A descoberta do vírus da FIV e da FeLV no organismo do gato se dá por meio de exames que utilizam amostras de sangue feitos em laboratório ou por meio kits específicos disponíveis na maioria das clínicas veterinárias. Segundo a médica veterinária especialista em clínica médica de felinos, Cristine Kirsten, o teste no gatinho precisa ser feito logo depois da adoção, independente se o animal será único ou conviverá com outros gatos. “Caso o animal seja muito novo, com menos de 16 semanas, e o teste apontar positivo para FIV, indica-se retestar após esse período, pois os anticorpos maternos podem interferir no teste.

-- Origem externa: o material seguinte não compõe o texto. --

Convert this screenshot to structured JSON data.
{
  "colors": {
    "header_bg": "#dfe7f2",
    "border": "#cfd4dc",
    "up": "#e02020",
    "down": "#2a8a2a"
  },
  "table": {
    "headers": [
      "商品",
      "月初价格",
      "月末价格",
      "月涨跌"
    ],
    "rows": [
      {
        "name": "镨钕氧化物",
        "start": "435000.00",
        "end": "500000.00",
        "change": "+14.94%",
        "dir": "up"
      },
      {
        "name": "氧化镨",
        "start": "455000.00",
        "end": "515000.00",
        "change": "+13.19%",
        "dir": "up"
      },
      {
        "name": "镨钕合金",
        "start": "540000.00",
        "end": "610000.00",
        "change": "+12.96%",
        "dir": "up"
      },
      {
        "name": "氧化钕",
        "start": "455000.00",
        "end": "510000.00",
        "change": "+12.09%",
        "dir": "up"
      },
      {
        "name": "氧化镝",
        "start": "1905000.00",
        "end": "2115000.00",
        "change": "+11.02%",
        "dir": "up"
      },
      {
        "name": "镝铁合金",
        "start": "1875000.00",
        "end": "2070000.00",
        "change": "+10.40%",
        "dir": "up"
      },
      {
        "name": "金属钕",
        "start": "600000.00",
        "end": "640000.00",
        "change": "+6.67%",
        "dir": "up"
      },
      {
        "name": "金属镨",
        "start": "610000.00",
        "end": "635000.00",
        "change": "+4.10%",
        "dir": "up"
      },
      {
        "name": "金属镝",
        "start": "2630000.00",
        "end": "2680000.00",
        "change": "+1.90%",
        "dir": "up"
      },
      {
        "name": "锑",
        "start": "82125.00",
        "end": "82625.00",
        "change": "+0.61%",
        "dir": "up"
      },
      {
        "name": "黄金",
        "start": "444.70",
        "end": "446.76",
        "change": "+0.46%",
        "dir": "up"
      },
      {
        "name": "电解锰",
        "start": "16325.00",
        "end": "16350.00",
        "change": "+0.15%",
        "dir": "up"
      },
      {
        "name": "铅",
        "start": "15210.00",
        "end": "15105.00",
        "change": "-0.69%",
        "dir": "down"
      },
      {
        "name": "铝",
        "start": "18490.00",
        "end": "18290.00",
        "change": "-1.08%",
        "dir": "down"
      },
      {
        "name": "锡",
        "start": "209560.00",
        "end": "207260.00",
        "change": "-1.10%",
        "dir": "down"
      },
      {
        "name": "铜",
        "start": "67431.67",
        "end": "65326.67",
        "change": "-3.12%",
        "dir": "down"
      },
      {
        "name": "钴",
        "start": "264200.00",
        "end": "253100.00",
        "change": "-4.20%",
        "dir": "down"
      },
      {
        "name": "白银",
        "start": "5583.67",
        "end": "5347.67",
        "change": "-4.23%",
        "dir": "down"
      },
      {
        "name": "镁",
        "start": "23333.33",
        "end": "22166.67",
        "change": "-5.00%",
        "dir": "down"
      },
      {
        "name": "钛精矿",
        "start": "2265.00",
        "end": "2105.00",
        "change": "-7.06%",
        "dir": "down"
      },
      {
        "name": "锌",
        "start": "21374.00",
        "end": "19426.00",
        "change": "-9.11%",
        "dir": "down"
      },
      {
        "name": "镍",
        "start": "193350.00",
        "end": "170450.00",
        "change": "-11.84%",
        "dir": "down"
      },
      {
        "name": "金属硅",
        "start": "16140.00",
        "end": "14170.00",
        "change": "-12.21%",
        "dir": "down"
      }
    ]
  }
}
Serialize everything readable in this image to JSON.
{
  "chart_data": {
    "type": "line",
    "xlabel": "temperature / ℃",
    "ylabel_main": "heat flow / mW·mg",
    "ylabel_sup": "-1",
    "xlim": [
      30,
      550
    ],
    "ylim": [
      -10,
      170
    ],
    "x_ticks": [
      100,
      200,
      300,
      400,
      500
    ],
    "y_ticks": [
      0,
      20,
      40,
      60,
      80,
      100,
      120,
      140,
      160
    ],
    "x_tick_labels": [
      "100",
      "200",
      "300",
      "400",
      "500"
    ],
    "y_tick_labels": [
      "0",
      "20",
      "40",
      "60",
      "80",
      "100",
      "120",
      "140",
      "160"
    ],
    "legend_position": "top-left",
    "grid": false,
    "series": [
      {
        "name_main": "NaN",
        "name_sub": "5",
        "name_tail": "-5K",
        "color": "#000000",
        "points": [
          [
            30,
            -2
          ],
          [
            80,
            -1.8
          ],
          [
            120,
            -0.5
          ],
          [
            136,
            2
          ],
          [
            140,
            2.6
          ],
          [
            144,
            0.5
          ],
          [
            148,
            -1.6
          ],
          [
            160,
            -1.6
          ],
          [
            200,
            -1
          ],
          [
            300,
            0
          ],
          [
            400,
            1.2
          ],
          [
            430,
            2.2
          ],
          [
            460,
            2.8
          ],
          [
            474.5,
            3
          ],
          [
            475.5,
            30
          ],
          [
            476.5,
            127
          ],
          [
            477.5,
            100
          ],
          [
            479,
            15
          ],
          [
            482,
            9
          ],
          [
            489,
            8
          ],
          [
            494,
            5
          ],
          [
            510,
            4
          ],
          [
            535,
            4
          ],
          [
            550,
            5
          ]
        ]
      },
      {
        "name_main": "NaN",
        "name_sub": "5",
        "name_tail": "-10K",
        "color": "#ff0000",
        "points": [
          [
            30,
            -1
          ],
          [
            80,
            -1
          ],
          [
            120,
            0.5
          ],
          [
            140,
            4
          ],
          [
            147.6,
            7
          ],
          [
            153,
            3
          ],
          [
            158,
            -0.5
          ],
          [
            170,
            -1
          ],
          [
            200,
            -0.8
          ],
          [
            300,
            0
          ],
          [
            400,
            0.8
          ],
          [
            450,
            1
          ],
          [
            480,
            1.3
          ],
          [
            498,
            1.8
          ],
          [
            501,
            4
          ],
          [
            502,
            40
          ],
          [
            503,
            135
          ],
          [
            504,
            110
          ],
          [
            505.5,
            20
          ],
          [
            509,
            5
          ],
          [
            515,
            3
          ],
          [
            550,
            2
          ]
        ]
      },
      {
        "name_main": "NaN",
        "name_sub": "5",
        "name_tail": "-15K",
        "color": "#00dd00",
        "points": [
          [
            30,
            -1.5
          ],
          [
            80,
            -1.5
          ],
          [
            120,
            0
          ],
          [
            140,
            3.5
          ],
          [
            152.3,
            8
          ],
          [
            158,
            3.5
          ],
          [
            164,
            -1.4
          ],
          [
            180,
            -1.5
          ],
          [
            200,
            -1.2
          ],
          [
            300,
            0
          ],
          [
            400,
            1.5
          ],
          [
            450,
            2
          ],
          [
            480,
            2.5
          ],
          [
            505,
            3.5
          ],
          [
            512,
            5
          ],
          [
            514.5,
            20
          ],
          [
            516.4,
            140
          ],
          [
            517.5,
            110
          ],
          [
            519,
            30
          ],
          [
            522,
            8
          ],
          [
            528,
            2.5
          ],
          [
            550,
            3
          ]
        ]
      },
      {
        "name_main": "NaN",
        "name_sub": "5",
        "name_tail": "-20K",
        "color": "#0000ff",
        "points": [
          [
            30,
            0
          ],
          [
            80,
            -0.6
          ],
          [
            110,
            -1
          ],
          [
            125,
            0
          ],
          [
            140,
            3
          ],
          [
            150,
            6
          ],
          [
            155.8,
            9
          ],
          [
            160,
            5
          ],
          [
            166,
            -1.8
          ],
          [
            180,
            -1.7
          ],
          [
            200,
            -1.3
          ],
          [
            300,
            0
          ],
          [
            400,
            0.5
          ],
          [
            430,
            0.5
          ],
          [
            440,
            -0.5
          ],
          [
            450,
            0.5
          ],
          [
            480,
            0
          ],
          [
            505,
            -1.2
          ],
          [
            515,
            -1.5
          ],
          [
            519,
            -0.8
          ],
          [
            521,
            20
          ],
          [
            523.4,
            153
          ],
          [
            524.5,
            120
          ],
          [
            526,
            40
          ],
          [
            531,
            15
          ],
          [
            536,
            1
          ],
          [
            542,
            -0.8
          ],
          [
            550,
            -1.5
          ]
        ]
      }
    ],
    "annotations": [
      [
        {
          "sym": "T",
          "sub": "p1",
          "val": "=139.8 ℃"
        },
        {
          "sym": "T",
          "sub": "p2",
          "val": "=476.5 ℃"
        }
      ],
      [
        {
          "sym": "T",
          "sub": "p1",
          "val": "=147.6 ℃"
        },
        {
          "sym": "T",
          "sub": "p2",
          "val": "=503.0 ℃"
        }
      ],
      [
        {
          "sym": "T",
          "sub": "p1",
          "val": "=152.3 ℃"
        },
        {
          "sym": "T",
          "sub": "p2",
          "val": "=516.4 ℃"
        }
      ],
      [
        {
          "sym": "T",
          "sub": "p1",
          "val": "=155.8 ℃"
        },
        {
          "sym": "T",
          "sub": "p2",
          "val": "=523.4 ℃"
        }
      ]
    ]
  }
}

Caso a FeLV seja uma suspeita, mesmo que tenha resultado negativo anterior, deve-se realizar o teste novamente”, recomenda.

Conforme Cristine, não existe vacina contra FIV, mas há uma que induz proteção contra a FeLV: a quíntupla. Contudo, a convivência entre gatos negativos e positivos precisa de atenção. “A vacinação não gera proteção de 100%, por esse motivo que os negativos vacinados e positivos devem ser mantidos separados.” Como não existe cura para a FIV e a FeLV, os tutores devem focar na prevenção, mantendo os gatos em casa para evitar fugas e brigas, realizar exames regulares, e diminuir fatores estressantes, como viagens, mudanças de rotina/alilmentação ou a introdução abrupta de outros animais no ambiente. “Caso o gato apresente qualquer sinal de doença ou alteração de comportamento, deve-se recorrer ao veterinário prontamente para nova avaliação e intervenção precoce.”